341 S.W.2d 57 | Ark. | 1960
This appeal must be dismissed because the case is now moot.
On July 25, 1960 the employees of Baldor Electric Company (represented by Local Union No. 700 IBEW) went on strike; and the Baldor plant was picketed. When Baldor rented office space in the First National Bank Building in Fort Smith and undertook an employment campaign, the bank building was picketed. On August 11, 1960 the First National Bank of Fort Smith applied to the Sebastian Chancery Court and obtained an injunction against the picketing of the bank building. On the same day Baldor Electric Company applied to the Sebastian Chancery Court and obtained an injunction which, under certain circumstances, enjoined picketing at the Baldor plant. The defendants in the two chancery cases were the officers and representatives of the Local Union whose members were on strike; and they are the appellants in this Court. From the order of the Sebastian Chancery Court granting a temporary injunction in each of the cases, there were immediate appeals to this Court; and on August 12, 1960, while the Court was in recess, one of the Justices made an order which stayed in whole or in part the Chancery Court injunctions until the cases could be heard by the entire Court. On September 12, 1960, this Court, being reconvened, entered an order continuing the temporary stay until the causes were reached on the merits; and that time has now arrived.
But since the appeal to this Court on August 12, 1960 events have transpired which render this appeal moot. On September 5, 1960, by stipulation of all parties, the appeal of the First National Bank was dismissed ; and now, upon submission of the Baldor Electric ease, it is conceded that the strike has been settled. The appellant’s brief contains the following paragraph:
“While this case was pending on appeal the labor dispute existing between Baldor Electric Company and the members of Local Union No. 700 terminated and the pickets have been voluntarily withdrawn from the employer’s premises.”
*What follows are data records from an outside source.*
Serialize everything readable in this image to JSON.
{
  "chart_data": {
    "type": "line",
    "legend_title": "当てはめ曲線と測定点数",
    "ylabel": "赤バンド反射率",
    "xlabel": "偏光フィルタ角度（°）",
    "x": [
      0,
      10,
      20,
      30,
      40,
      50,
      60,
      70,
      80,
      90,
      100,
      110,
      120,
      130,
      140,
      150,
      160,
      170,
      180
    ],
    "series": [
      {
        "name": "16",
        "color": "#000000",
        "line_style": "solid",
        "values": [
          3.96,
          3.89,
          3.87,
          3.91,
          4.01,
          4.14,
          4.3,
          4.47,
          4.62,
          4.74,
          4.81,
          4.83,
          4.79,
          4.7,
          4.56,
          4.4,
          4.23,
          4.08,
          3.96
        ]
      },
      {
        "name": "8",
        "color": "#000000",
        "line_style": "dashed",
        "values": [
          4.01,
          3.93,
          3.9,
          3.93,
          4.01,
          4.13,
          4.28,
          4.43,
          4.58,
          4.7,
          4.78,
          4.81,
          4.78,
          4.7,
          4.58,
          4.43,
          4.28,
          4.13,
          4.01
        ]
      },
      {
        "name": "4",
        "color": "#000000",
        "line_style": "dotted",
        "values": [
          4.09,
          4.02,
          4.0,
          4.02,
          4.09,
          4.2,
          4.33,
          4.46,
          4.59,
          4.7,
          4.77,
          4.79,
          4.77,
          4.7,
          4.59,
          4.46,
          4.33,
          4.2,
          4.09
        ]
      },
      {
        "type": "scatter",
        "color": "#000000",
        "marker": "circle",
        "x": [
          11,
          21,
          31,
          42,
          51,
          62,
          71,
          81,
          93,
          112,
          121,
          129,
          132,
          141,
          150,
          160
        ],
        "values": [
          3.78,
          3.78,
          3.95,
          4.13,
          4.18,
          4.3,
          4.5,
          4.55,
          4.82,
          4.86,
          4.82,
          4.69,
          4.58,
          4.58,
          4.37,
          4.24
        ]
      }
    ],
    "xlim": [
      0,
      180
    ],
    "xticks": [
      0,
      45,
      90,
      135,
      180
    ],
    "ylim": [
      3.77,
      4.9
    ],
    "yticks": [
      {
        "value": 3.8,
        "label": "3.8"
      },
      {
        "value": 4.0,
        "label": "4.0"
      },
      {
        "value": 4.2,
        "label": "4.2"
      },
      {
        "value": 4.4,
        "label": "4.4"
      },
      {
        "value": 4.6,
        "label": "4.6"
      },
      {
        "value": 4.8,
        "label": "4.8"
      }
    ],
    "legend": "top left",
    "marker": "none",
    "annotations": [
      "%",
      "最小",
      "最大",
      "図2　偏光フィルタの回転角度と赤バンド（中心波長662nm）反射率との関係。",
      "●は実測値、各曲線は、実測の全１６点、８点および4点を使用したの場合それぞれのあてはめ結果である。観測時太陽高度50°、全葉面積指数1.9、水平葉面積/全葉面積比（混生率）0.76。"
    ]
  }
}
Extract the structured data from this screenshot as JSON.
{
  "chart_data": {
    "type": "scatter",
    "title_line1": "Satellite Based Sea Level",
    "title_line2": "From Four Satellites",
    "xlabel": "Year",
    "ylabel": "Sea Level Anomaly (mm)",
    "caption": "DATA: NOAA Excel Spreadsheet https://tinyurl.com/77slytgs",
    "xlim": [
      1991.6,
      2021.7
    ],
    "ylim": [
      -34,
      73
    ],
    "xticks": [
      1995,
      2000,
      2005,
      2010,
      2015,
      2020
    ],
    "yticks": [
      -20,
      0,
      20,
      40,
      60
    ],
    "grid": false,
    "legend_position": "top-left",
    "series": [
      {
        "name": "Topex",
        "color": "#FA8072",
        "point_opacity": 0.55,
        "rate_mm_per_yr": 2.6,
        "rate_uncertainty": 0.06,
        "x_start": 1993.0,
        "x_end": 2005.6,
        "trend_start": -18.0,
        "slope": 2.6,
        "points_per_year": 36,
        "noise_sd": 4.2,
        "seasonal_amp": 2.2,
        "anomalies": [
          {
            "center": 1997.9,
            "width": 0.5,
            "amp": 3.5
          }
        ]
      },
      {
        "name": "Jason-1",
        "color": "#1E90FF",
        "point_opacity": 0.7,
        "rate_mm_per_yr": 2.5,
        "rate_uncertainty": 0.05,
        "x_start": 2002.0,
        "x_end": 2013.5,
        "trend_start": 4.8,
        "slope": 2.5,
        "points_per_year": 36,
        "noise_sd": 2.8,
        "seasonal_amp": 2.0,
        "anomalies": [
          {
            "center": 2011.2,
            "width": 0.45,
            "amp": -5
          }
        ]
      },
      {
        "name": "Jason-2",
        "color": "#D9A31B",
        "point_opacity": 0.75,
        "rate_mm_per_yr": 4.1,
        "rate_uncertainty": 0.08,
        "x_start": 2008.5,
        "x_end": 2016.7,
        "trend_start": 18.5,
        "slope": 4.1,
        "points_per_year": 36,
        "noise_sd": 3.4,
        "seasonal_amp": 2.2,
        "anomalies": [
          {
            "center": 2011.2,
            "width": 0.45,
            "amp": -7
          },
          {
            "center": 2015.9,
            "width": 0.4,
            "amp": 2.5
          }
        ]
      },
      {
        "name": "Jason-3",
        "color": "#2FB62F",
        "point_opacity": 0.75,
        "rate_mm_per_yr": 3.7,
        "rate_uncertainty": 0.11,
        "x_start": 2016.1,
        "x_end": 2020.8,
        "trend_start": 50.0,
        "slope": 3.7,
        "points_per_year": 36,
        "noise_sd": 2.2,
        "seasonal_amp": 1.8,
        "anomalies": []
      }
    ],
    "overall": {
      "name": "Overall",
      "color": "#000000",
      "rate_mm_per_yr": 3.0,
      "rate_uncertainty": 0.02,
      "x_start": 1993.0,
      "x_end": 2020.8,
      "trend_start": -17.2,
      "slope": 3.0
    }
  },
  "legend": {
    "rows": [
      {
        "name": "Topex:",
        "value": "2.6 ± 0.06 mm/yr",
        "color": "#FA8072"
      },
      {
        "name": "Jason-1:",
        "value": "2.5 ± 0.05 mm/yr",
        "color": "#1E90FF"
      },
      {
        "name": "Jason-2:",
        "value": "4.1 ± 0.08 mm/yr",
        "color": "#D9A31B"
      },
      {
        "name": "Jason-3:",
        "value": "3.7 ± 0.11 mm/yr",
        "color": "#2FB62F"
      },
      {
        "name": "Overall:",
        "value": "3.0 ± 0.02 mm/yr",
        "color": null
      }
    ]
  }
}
The quoted statement is not denied; so our holding in Local Union No. 656 v. Mo. Pac. R. R. Co., 221 Ark. 509, 254 S. W. 2d 62, is ruling here. In that case there was an injunction against picketing in a labor dispute and while the appeal was pending in this Court the strike was settled. In dismissing the appeal as moot, we said:
“It is alleged, and the appellants concede, that the strike against Dixie Cup has now been settled. Thus there is no longer any occasion for picketing or any controversy between the parties to this appeal. In these circumstances neither an affirmance nor a reversal of the decree would have any practical effect except as it might affect the matter of court costs, which is not alone a sufficient issue to call for a decision in an otherwise moot case. Quellmalz Lbr. & Mfg. Co. v. Day, 132 Ark. 469, 201 S. W. 125. We think the case at bar falls within the rule announced in Kays v. Boyd, 145 Ark. 303, 224 S. W. 617: ‘It is the duty of this court to decide actual controversies by a judgment which can be carried into effect and not to give opinions upon abstract propositions or to declare principles of law which cannot affect the matter in issue in the case at bar.’ ”
It, therefore, follows that this case has become moot and the orders heretofore made are set aside, and the appeal is dismissed at the cost of the appellants.